La question de la déclaration de patrimoine, qui ne s'imposerait qu'à certains magistrats de l'ordre judiciaire, dans des conditions définies, a été débattue au Parlement. Je travaillais en administration centrale à l'époque, et je me rappelle très bien de ce débat important, qui a donné lieu à des décisions des plus hautes instances judiciaires du pays.

Obliger à une déclaration de patrimoine est un choix d'opportunité politique, sur lequel je ne me prononcerai pas : il revient au Parlement souverain de prendre ses responsabilités. À titre personnel, je ne suis pas convaincu qu'elle soit vraiment nécessaire, étant donné le champ que recouvre actuellement la déclaration d'intérêts.

En France, le corps judiciaire est très contrôlé. Tous les magistrats de l'ordre judiciaire font des déclarations d'intérêts. Par ailleurs, nous sommes le seul corps d'agents publics dont les instances disciplinaires sont publiques et ouvertes, notamment à la presse. Je ne connais pas d'autre corps d'agents publics dont les problèmes disciplinaires sont jugés en public. C'est la contrepartie normale des fonctions que nous exerçons.

En outre, nos décisions sont toujours rendues en public, sauf exceptions qui tiennent à d'autres raisons. Elles sont toutes soumises à recours. Il y a une inspection qui, sans fausse modestie, est efficace, comme l'est le contrôle exercé par le Parlement.

La comparaison avec nos voisins européens m'incite à considérer l'institution judiciaire française comme l'une des plus transparentes et ouvertes à de tels contrôles, notamment sur le volet disciplinaire. On ne mesure pas l'importance que revêt le fait que les débats disciplinaires aient lieu en public – j'y suis très attaché. Le Conseil supérieur de la magistrature siège publiquement. Tous les journalistes peuvent assister à ses audiences disciplinaires et en rendre compte dans la presse comme ils l'entendent. C'est une forte garantie démocratique et une pression positive sur le corps.

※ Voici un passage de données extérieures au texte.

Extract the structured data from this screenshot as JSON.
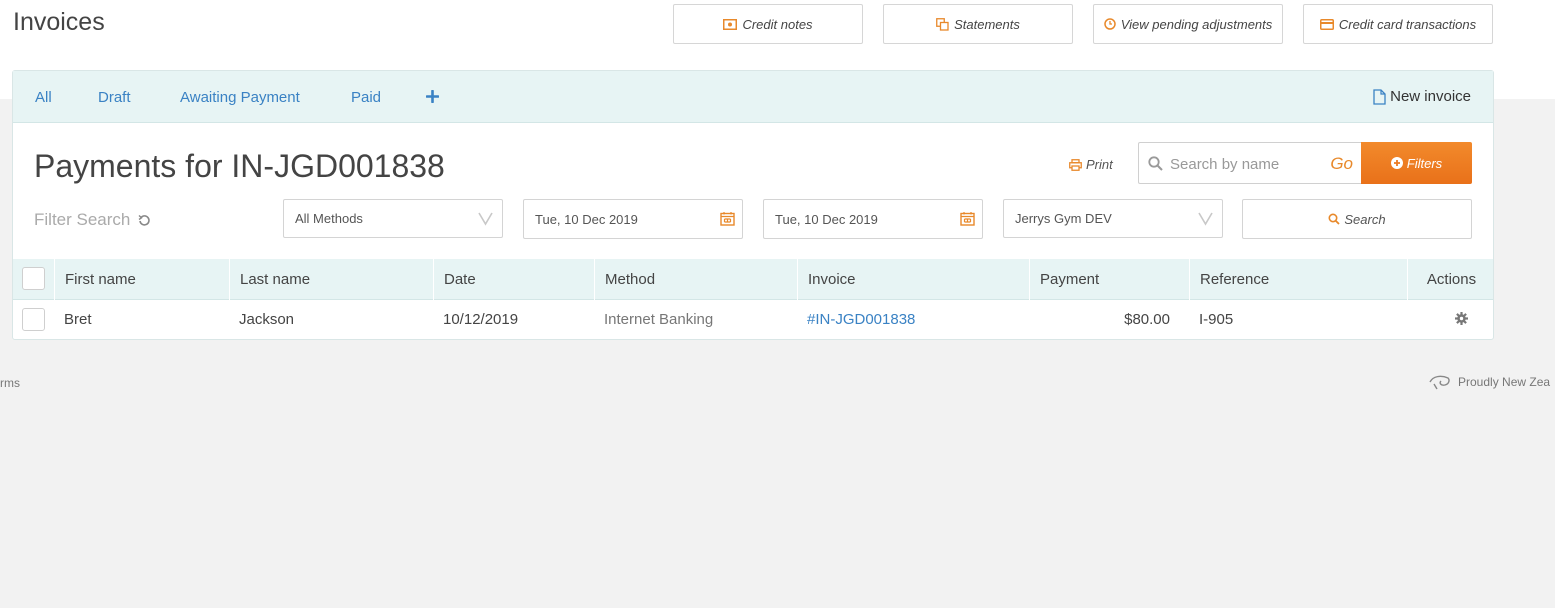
{
  "page": {
    "title": "Invoices"
  },
  "top_buttons": {
    "credit_notes": "Credit notes",
    "statements": "Statements",
    "pending": "View pending adjustments",
    "cc_transactions": "Credit card transactions"
  },
  "tabs": [
    "All",
    "Draft",
    "Awaiting Payment",
    "Paid"
  ],
  "new_invoice": "New invoice",
  "heading": "Payments for IN-JGD001838",
  "toolbar": {
    "print": "Print",
    "search_placeholder": "Search by name",
    "go": "Go",
    "filters": "Filters"
  },
  "filters": {
    "filter_search": "Filter Search",
    "method": "All Methods",
    "date_from": "Tue, 10 Dec 2019",
    "date_to": "Tue, 10 Dec 2019",
    "location": "Jerrys Gym DEV",
    "search": "Search"
  },
  "table": {
    "columns": [
      "First name",
      "Last name",
      "Date",
      "Method",
      "Invoice",
      "Payment",
      "Reference",
      "Actions"
    ],
    "rows": [
      {
        "first": "Bret",
        "last": "Jackson",
        "date": "10/12/2019",
        "method": "Internet Banking",
        "invoice": "#IN-JGD001838",
        "payment": "$80.00",
        "reference": "I-905"
      }
    ]
  },
  "footer": {
    "left": "rms",
    "right": "Proudly New Zea"
  },
  "colors": {
    "accent": "#e9711a",
    "link": "#3a82c4",
    "tab_bg": "#e7f4f4"
  }
}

Quant à savoir si le citoyen doit avoir accès aux déclarations d'intérêts des magistrats, la question revêt aussi une part d'opportunité politique. Le Parlement doit décider s'il souhaite aller plus loin dans la transparence des magistrats. Je m'interroge toutefois sur ce que la publicité apporterait de plus. Certes, on saurait qu'un magistrat est adhérent et membre du bureau du club de football où jouent ses enfants…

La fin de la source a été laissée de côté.